April 2, 2023 - 22:0

TEHRAN – Some 3,000 tourists and travelers visit Quri Qaleh cave in western Kermanshah province every day during the Noruz holidays, a local tourism official has said.

Every year, many domestic and foreign tourists visit this cave and its surroundings due to its pleasant and green surroundings, Seyyed Mohammad Amin Hosseini explained on Sunday.

Before Noruz, the tourism infrastructure of the cave and its surroundings was developed, which was well received by tourists, the official added.

Quri Qaleh or Quri Qala Cave is located in the foothills of the Shaho mountain range, 86 kilometers from the western province of Kermanshah.

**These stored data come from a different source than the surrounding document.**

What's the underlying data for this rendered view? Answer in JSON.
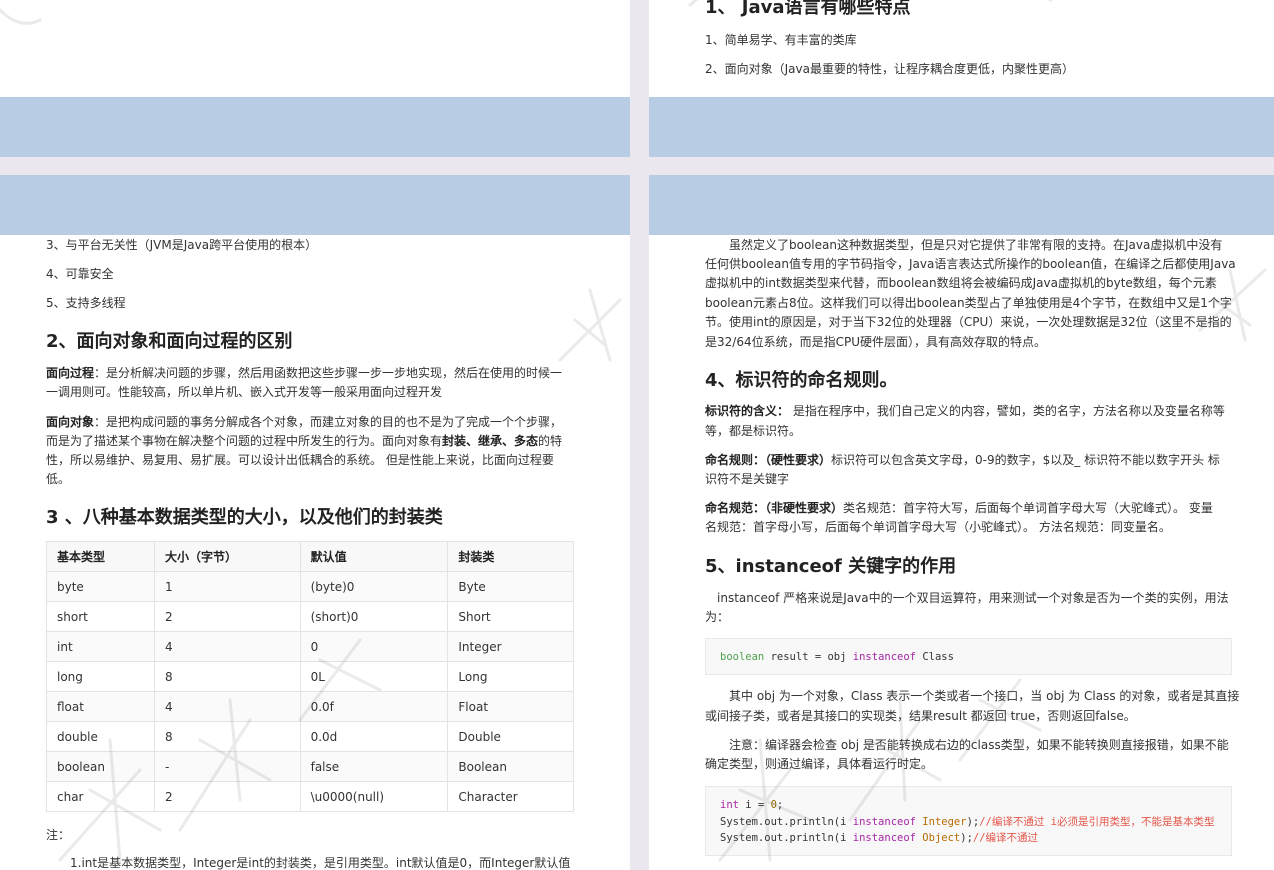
{
  "left_top": {},
  "right_top": {
    "heading": "1、 Java语言有哪些特点",
    "item1": "1、简单易学、有丰富的类库",
    "item2": "2、面向对象（Java最重要的特性，让程序耦合度更低，内聚性更高）"
  },
  "left_bottom": {
    "item3": "3、与平台无关性（JVM是Java跨平台使用的根本）",
    "item4": "4、可靠安全",
    "item5": "5、支持多线程",
    "h2_oop": "2、面向对象和面向过程的区别",
    "proc_label": "面向过程",
    "proc_text_1": "：是分析解决问题的步骤，然后用函数把这些步骤一步一步地实现，然后在使用的时候一",
    "proc_text_2": "一调用则可。性能较高，所以单片机、嵌入式开发等一般采用面向过程开发",
    "obj_label": "面向对象",
    "obj_text_1": "：是把构成问题的事务分解成各个对象，而建立对象的目的也不是为了完成一个个步骤，",
    "obj_text_2a": "而是为了描述某个事物在解决整个问题的过程中所发生的行为。面向对象有",
    "obj_kw": "封装、继承、多态",
    "obj_text_2b": "的特",
    "obj_text_3": "性，所以易维护、易复用、易扩展。可以设计出低耦合的系统。 但是性能上来说，比面向过程要",
    "obj_text_4": "低。",
    "h2_types": "3 、八种基本数据类型的大小，以及他们的封装类",
    "table_headers": [
      "基本类型",
      "大小（字节）",
      "默认值",
      "封装类"
    ],
    "table_rows": [
      [
        "byte",
        "1",
        "(byte)0",
        "Byte"
      ],
      [
        "short",
        "2",
        "(short)0",
        "Short"
      ],
      [
        "int",
        "4",
        "0",
        "Integer"
      ],
      [
        "long",
        "8",
        "0L",
        "Long"
      ],
      [
        "float",
        "4",
        "0.0f",
        "Float"
      ],
      [
        "double",
        "8",
        "0.0d",
        "Double"
      ],
      [
        "boolean",
        "-",
        "false",
        "Boolean"
      ],
      [
        "char",
        "2",
        "\\u0000(null)",
        "Character"
      ]
    ],
    "note_label": "注：",
    "note_1": "1.int是基本数据类型，Integer是int的封装类，是引用类型。int默认值是0，而Integer默认值"
  },
  "right_bottom": {
    "bool_p1": "虽然定义了boolean这种数据类型，但是只对它提供了非常有限的支持。在Java虚拟机中没有",
    "bool_p2": "任何供boolean值专用的字节码指令，Java语言表达式所操作的boolean值，在编译之后都使用Java",
    "bool_p3": "虚拟机中的int数据类型来代替，而boolean数组将会被编码成Java虚拟机的byte数组，每个元素",
    "bool_p4": "boolean元素占8位。这样我们可以得出boolean类型占了单独使用是4个字节，在数组中又是1个字",
    "bool_p5": "节。使用int的原因是，对于当下32位的处理器（CPU）来说，一次处理数据是32位（这里不是指的",
    "bool_p6": "是32/64位系统，而是指CPU硬件层面），具有高效存取的特点。",
    "h2_ident": "4、标识符的命名规则。",
    "ident_label": "标识符的含义：",
    "ident_text_1": " 是指在程序中，我们自己定义的内容，譬如，类的名字，方法名称以及变量名称等",
    "ident_text_2": "等，都是标识符。",
    "rule_label": "命名规则：（硬性要求）",
    "rule_text_1": "标识符可以包含英文字母，0-9的数字，$以及_ 标识符不能以数字开头 标",
    "rule_text_2": "识符不是关键字",
    "spec_label": "命名规范：（非硬性要求）",
    "spec_text_1": "类名规范：首字符大写，后面每个单词首字母大写（大驼峰式）。 变量",
    "spec_text_2": "名规范：首字母小写，后面每个单词首字母大写（小驼峰式）。 方法名规范：同变量名。",
    "h2_instanceof": "5、instanceof 关键字的作用",
    "inst_text_1": "instanceof 严格来说是Java中的一个双目运算符，用来测试一个对象是否为一个类的实例，用法",
    "inst_text_2": "为：",
    "code1": {
      "kw": "boolean",
      "mid": " result = obj ",
      "op": "instanceof",
      "cls": " Class"
    },
    "inst_p1": "其中 obj 为一个对象，Class 表示一个类或者一个接口，当 obj 为 Class 的对象，或者是其直接",
    "inst_p2": "或间接子类，或者是其接口的实现类，结果result 都返回 true，否则返回false。",
    "inst_n1": "注意：编译器会检查 obj 是否能转换成右边的class类型，如果不能转换则直接报错，如果不能",
    "inst_n2": "确定类型，则通过编译，具体看运行时定。",
    "code2": {
      "l1_kw": "int",
      "l1_rest": " i = ",
      "l1_num": "0",
      "l1_end": ";",
      "l2_a": "System.out.println(i ",
      "l2_op": "instanceof",
      "l2_cls": " Integer",
      "l2_b": ");",
      "l2_cmt": "//编译不通过  i必须是引用类型，不能是基本类型",
      "l3_a": "System.out.println(i ",
      "l3_op": "instanceof",
      "l3_cls": " Object",
      "l3_b": ");",
      "l3_cmt": "//编译不通过"
    }
  },
  "colors": {
    "band": "#b8cce4",
    "gutter": "#ebe7ee"
  }
}
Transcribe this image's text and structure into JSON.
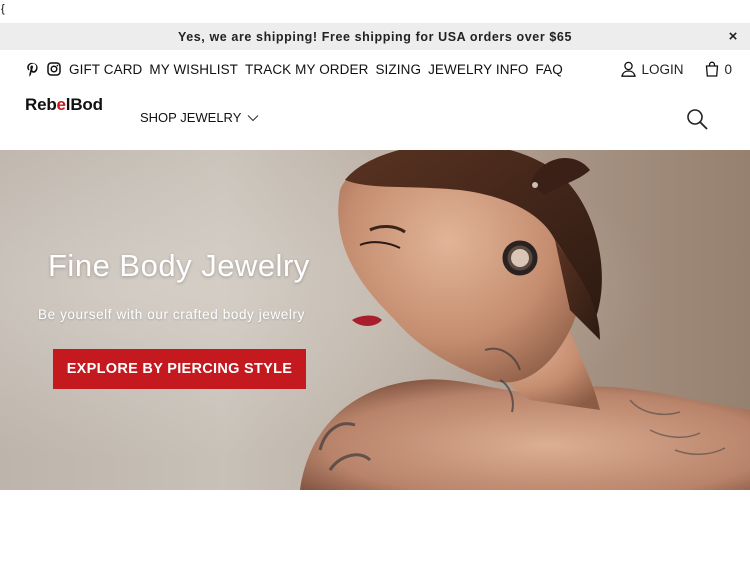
{
  "stray_char": "{",
  "announcement": {
    "text": "Yes, we are shipping!  Free shipping for USA orders over $65",
    "close": "×"
  },
  "top_nav": {
    "social": [
      "pinterest-icon",
      "instagram-icon"
    ],
    "links": [
      "GIFT CARD",
      "MY WISHLIST",
      "TRACK MY ORDER",
      "SIZING",
      "JEWELRY INFO",
      "FAQ"
    ],
    "login": "LOGIN",
    "cart_count": "0"
  },
  "logo": {
    "part1": "Reb",
    "mark": "e",
    "part2": "lBod"
  },
  "main_nav": {
    "shop": "SHOP JEWELRY"
  },
  "hero": {
    "title": "Fine Body Jewelry",
    "subtitle": "Be yourself with our crafted body jewelry",
    "cta": "EXPLORE BY PIERCING STYLE"
  },
  "colors": {
    "accent": "#c41a1f",
    "announce_bg": "#ededed"
  }
}
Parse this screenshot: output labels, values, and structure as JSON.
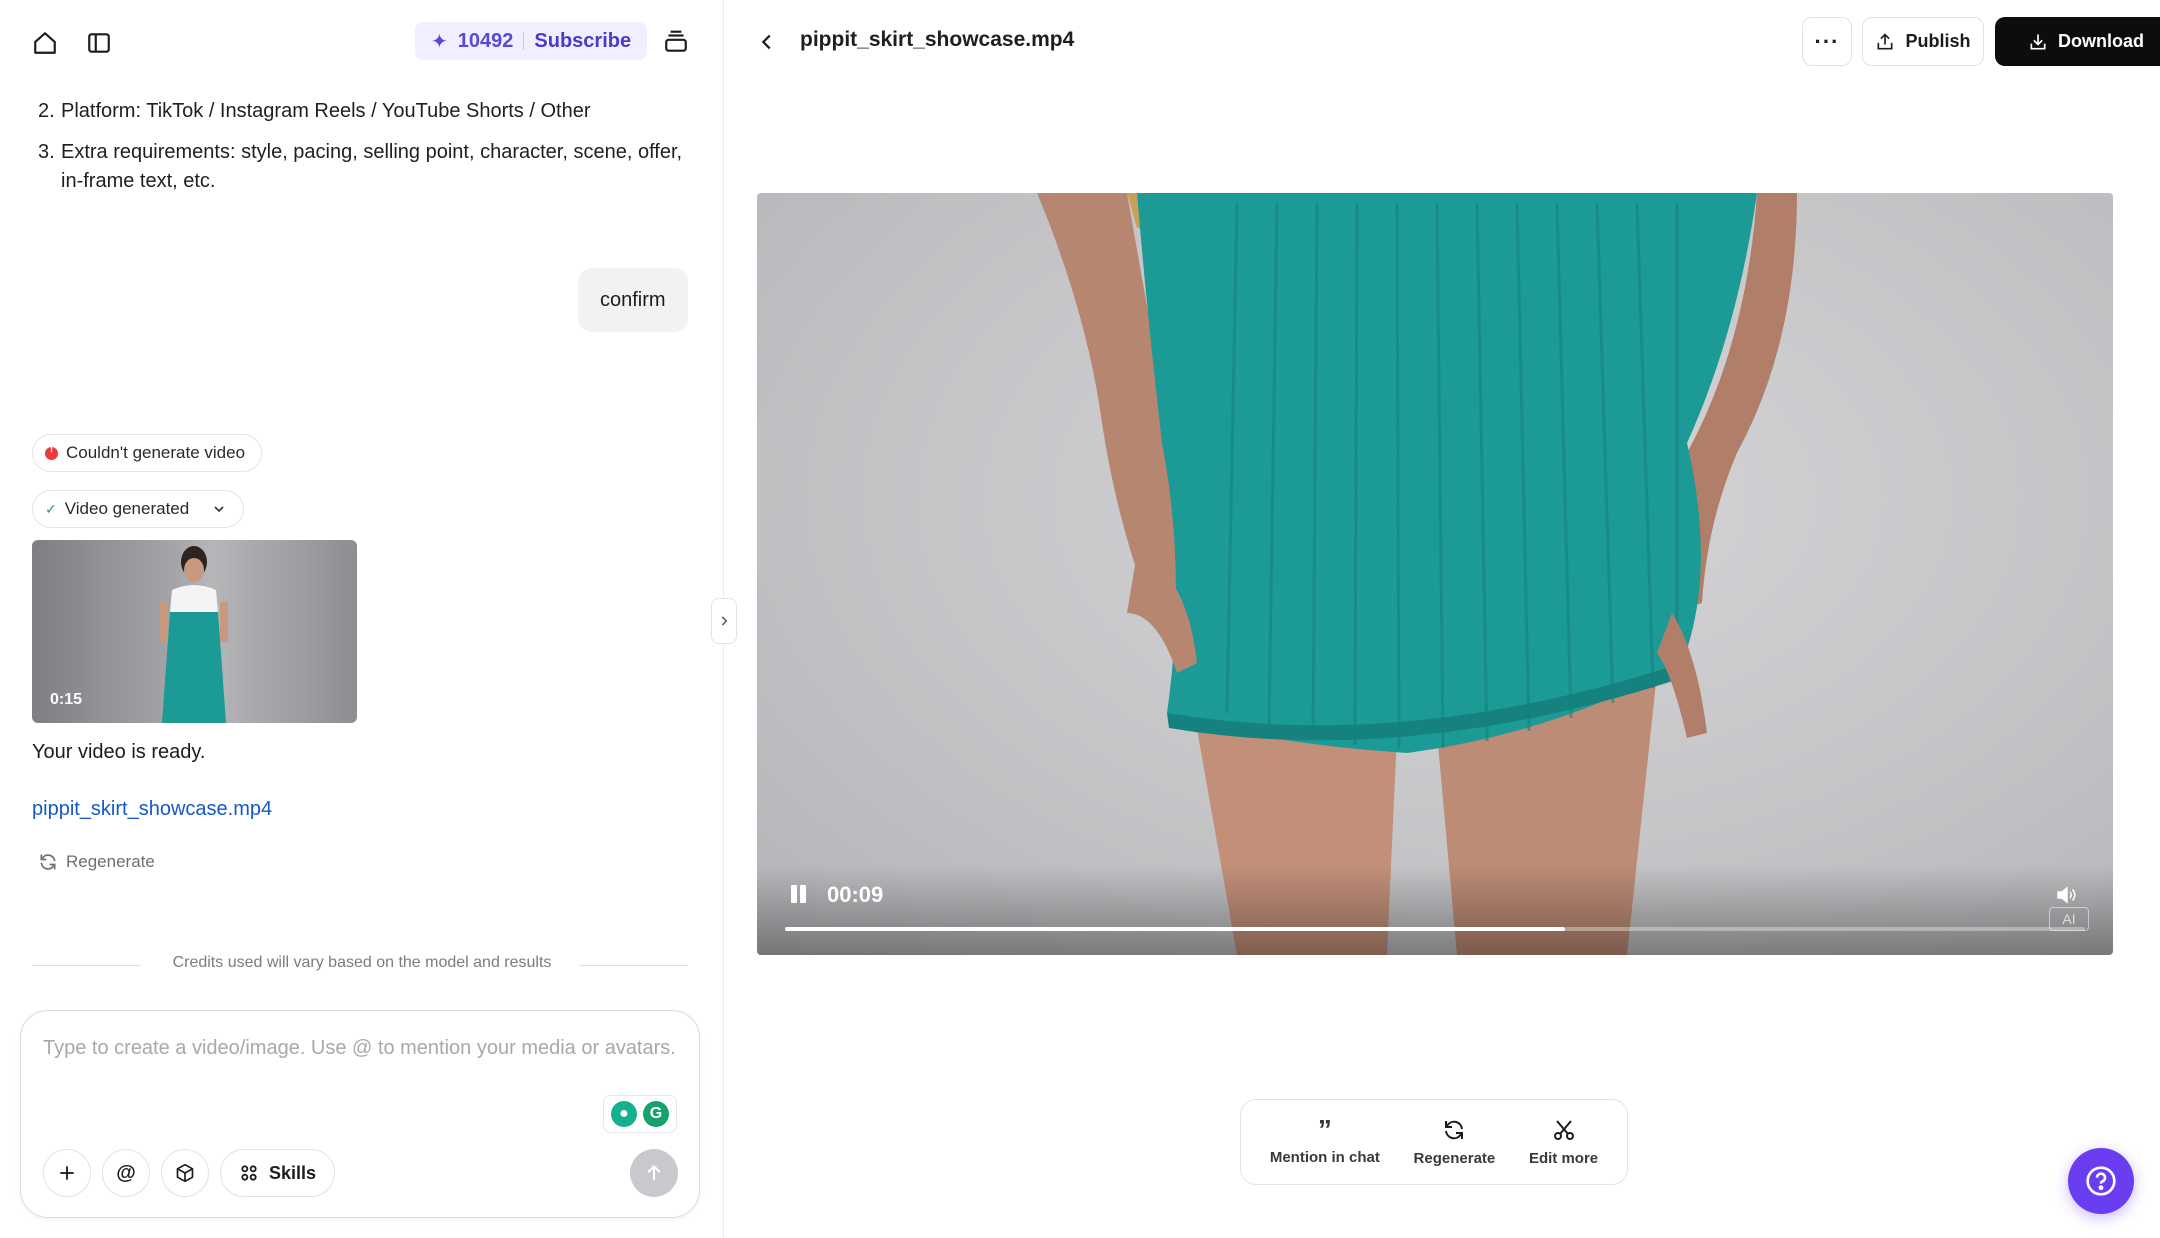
{
  "sidebar_header": {
    "credits": "10492",
    "subscribe_label": "Subscribe"
  },
  "chat": {
    "list_items": [
      {
        "num": "2.",
        "text": "Platform: TikTok / Instagram Reels / YouTube Shorts / Other"
      },
      {
        "num": "3.",
        "text": "Extra requirements: style, pacing, selling point, character, scene, offer, in-frame text, etc."
      }
    ],
    "user_message": "confirm",
    "error_chip": "Couldn't generate video",
    "success_chip": "Video generated",
    "thumbnail_duration": "0:15",
    "ready_text": "Your video is ready.",
    "file_link": "pippit_skirt_showcase.mp4",
    "regenerate_label": "Regenerate"
  },
  "credits_note": "Credits used will vary based on the model and results",
  "composer": {
    "placeholder": "Type to create a video/image. Use @ to mention your media or avatars.",
    "skills_label": "Skills"
  },
  "preview": {
    "file_title": "pippit_skirt_showcase.mp4",
    "publish_label": "Publish",
    "download_label": "Download",
    "current_time": "00:09",
    "progress_fraction": 0.6,
    "ai_badge": "AI"
  },
  "actions": {
    "mention_label": "Mention in chat",
    "regenerate_label": "Regenerate",
    "edit_label": "Edit more"
  },
  "colors": {
    "accent": "#6a3df0",
    "link": "#1559c7",
    "error": "#ec3b3b",
    "success": "#17a34a",
    "dress": "#1b9a96"
  }
}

The water cave, which is formed some 65 million years ago, is 12 kilometers long and 3,140 meters deep. Being explored for the first time in the 1950s, the cave is one of the longest caves in western Asia.

Where there is more humidity and waterfalls, limestone crystals and stalactites are created inside the cave.

There are some historical signs from the Sassanid era (224-651 CE) found in the cave, including silver plates, some pieces of pottery and 15 coins from the Yazdgerd III period. There are also some words in Pahlavi on plates and coins.

Archaeology excavations have revealed that the Quri Qaleh Cave was a hunting lodge during the Stone Age.

Exploring a cave may not be on the “to-do list” of travelers in Iran. However, Karaftu, Ali-Sadr and Quri Qaleh, and Katale-Khor are among the most visited caves.

Iran is geologically a part of the Alpine-Himalayan organic belt. According to the Britannica Encyclopedia, the enigmatic evidence of human presence on the Iranian plateau is as early as the Lower Paleolithic times.

The first well-documented evidence of human habitation is in deposits from several excavated cave and rock-shelter sites, located mainly in the Zagros Mountains of western Iran and dated to Middle Paleolithic or Mousterian times (c. 100,000 BC).